Underwater Cave Exploration with AUVs
CaveSeg Project
In this project, we present CaveSeg, the first visual learning pipeline for semantic segmentation and scene parsing for AUV navigation inside underwater caves. We address the problem of scarce annotated data by preparing a comprehensive dataset for semantic segmentation of underwater cave scenes. It contains pixel annotations for important navigation markers (e.g. caveline, arrows), obstacles (e.g. ground plane and overhead layers), scuba divers, and open areas for servoing. Moreover, we formulate a novel transformer-based model that is computationally light and offers near real-time execution in addition to achieving state-of-the-art performance. We explore the design choices and implications of semantic segmentation for visual servoing by AUVs inside underwater caves.
CavePI Project
We developed a novel AUV (autonomous underwater vehicle) named CavePI for navigating underwater caves using semantic guidance from cavelines and other navigational markers. The compact design and 4-DOF (surge, heave, roll, and yaw) motion model enable safe traversal through narrow passages with minimal silt disturbance. Designed for single-person deployment, CavePI features a forward-facing camera for visual servoing and a downward-facing camera for caveline detection and tracking, effectively minimizing blind spots around the robot. A Ping sonar provides sparse range data to ensure robust obstacle avoidance and safe navigation within the caves. The computational framework is powered by two single-board computers: a Jetson Nano for perception, and a Raspberry Pi-5 for planning and control. We also present a digital twin of CavePI, built using ROS and simulated in an underwater environment via Gazebo, to support pre-mission planning and testing, providing a cost-effective platform for validating mission concepts.

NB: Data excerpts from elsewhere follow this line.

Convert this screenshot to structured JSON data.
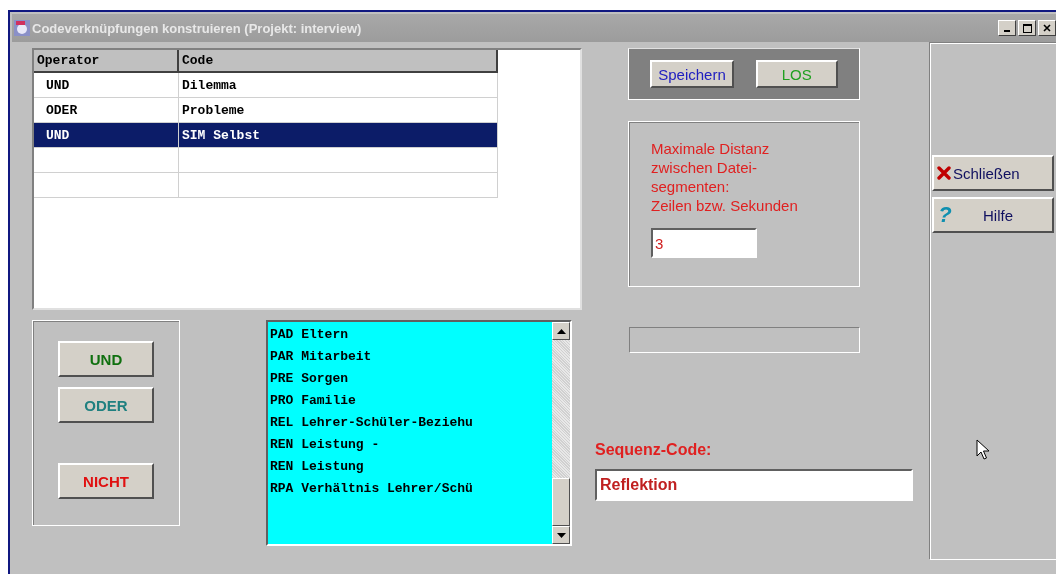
{
  "window": {
    "title": "Codeverknüpfungen konstruieren (Projekt: interview)"
  },
  "table": {
    "columns": [
      "Operator",
      "Code"
    ],
    "rows": [
      {
        "operator": "UND",
        "code": "Dilemma",
        "selected": false
      },
      {
        "operator": "ODER",
        "code": "Probleme",
        "selected": false
      },
      {
        "operator": "UND",
        "code": "SIM Selbst",
        "selected": true
      },
      {
        "operator": "",
        "code": "",
        "selected": false
      },
      {
        "operator": "",
        "code": "",
        "selected": false
      }
    ]
  },
  "operator_buttons": [
    {
      "label": "UND",
      "color": "#107010"
    },
    {
      "label": "ODER",
      "color": "#208080"
    },
    {
      "label": "NICHT",
      "color": "#e01010"
    }
  ],
  "code_list": [
    "PAD Eltern",
    "PAR Mitarbeit",
    "PRE Sorgen",
    "PRO Familie",
    "REL Lehrer-Schüler-Beziehu",
    "REN Leistung -",
    "REN Leistung",
    "RPA Verhältnis Lehrer/Schü"
  ],
  "action_buttons": [
    {
      "label": "Speichern",
      "color": "#2020c0"
    },
    {
      "label": "LOS",
      "color": "#20a020"
    }
  ],
  "distance": {
    "lines": [
      "Maximale Distanz",
      "zwischen Datei-",
      "segmenten:",
      "Zeilen bzw. Sekunden"
    ],
    "value": "3"
  },
  "progress": {
    "level": 0
  },
  "sequence": {
    "label": "Sequenz-Code:",
    "value": "Reflektion"
  },
  "side_buttons": [
    {
      "label": "Schließen",
      "kind": "close"
    },
    {
      "label": "Hilfe",
      "kind": "help",
      "icon": "?"
    }
  ]
}
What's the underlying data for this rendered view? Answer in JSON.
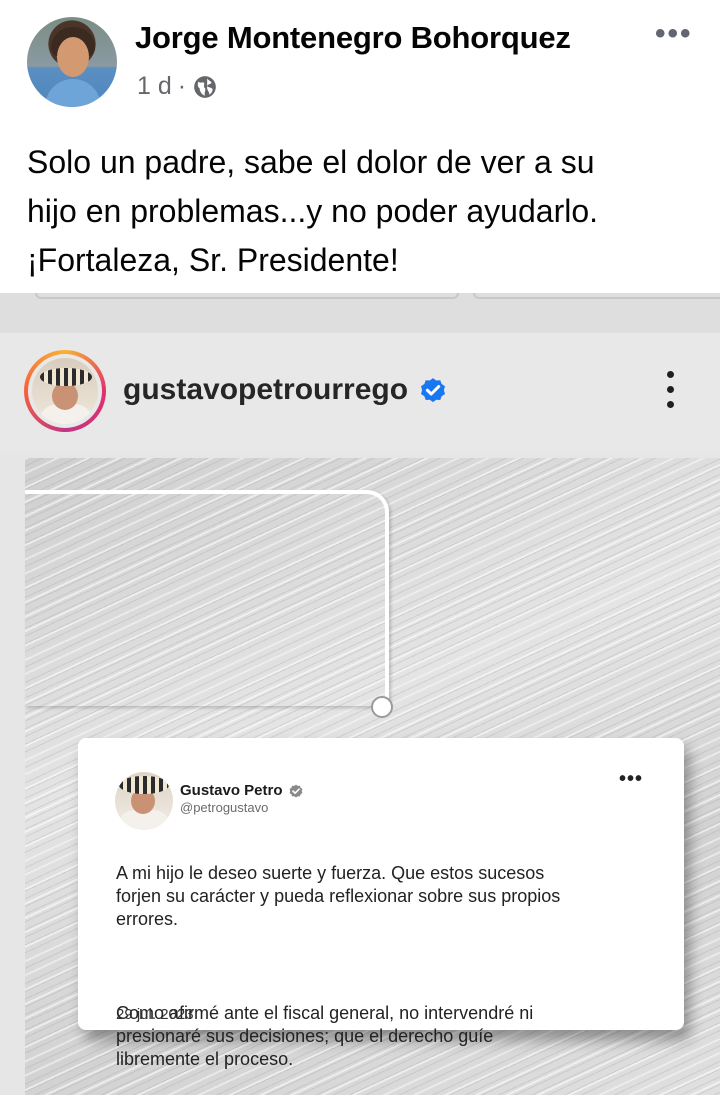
{
  "post": {
    "author_name": "Jorge Montenegro Bohorquez",
    "time": "1 d",
    "separator": "·",
    "privacy_icon": "globe-icon",
    "more_label": "•••",
    "text_lines": [
      "Solo un padre, sabe el dolor de ver a su",
      "hijo en problemas...y no poder  ayudarlo.",
      "¡Fortaleza, Sr. Presidente!"
    ]
  },
  "instagram": {
    "username": "gustavopetrourrego",
    "verified_icon": "verified-badge-icon",
    "more_icon": "vertical-ellipsis-icon"
  },
  "tweet": {
    "name": "Gustavo Petro",
    "handle": "@petrogustavo",
    "more_label": "•••",
    "paragraph1_lines": [
      "A mi hijo le deseo suerte y fuerza. Que estos sucesos",
      "forjen su carácter y pueda reflexionar sobre sus propios",
      "errores."
    ],
    "paragraph2_lines": [
      "Como afirmé ante el fiscal general, no intervendré ni",
      "presionaré sus decisiones; que el derecho guíe",
      "libremente el proceso."
    ],
    "date": "29 jul. 2023"
  },
  "colors": {
    "verified_blue": "#1877f2",
    "meta_gray": "#65676b"
  }
}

Shared Autonomy & Embodied Teleoperation
Ego-to-Exo Project
Underwater ROVs (Remotely Operated Vehicles) are unmanned submersible vehicles designed for exploring and operating in the depths of the ocean. Despite using high-end cameras, typical teleoperation engines based on first- person (egocentric) views limit a surface operator's ability to maneuver and navigate the ROV in complex deep-water missions. In this paper, we present an interactive teleoperation interface that (i) offers on-demand “third”-person (exocentric) visuals from past egocentric views, and (ii) facilitates enhanced peripheral information with augmented ROV pose in real-time. We achieve this by integrating a 3D geometry-based Ego-to-Exo view synthesis algorithm into a monocular SLAM system for accurate trajectory estimation. The proposed closed-form solution only uses past egocentric views from the ROV and a SLAM backbone for pose estimation, which makes it portable to existing ROV platforms. Unlike data-driven solutions, it is invariant to applications and waterbody-specific scenes.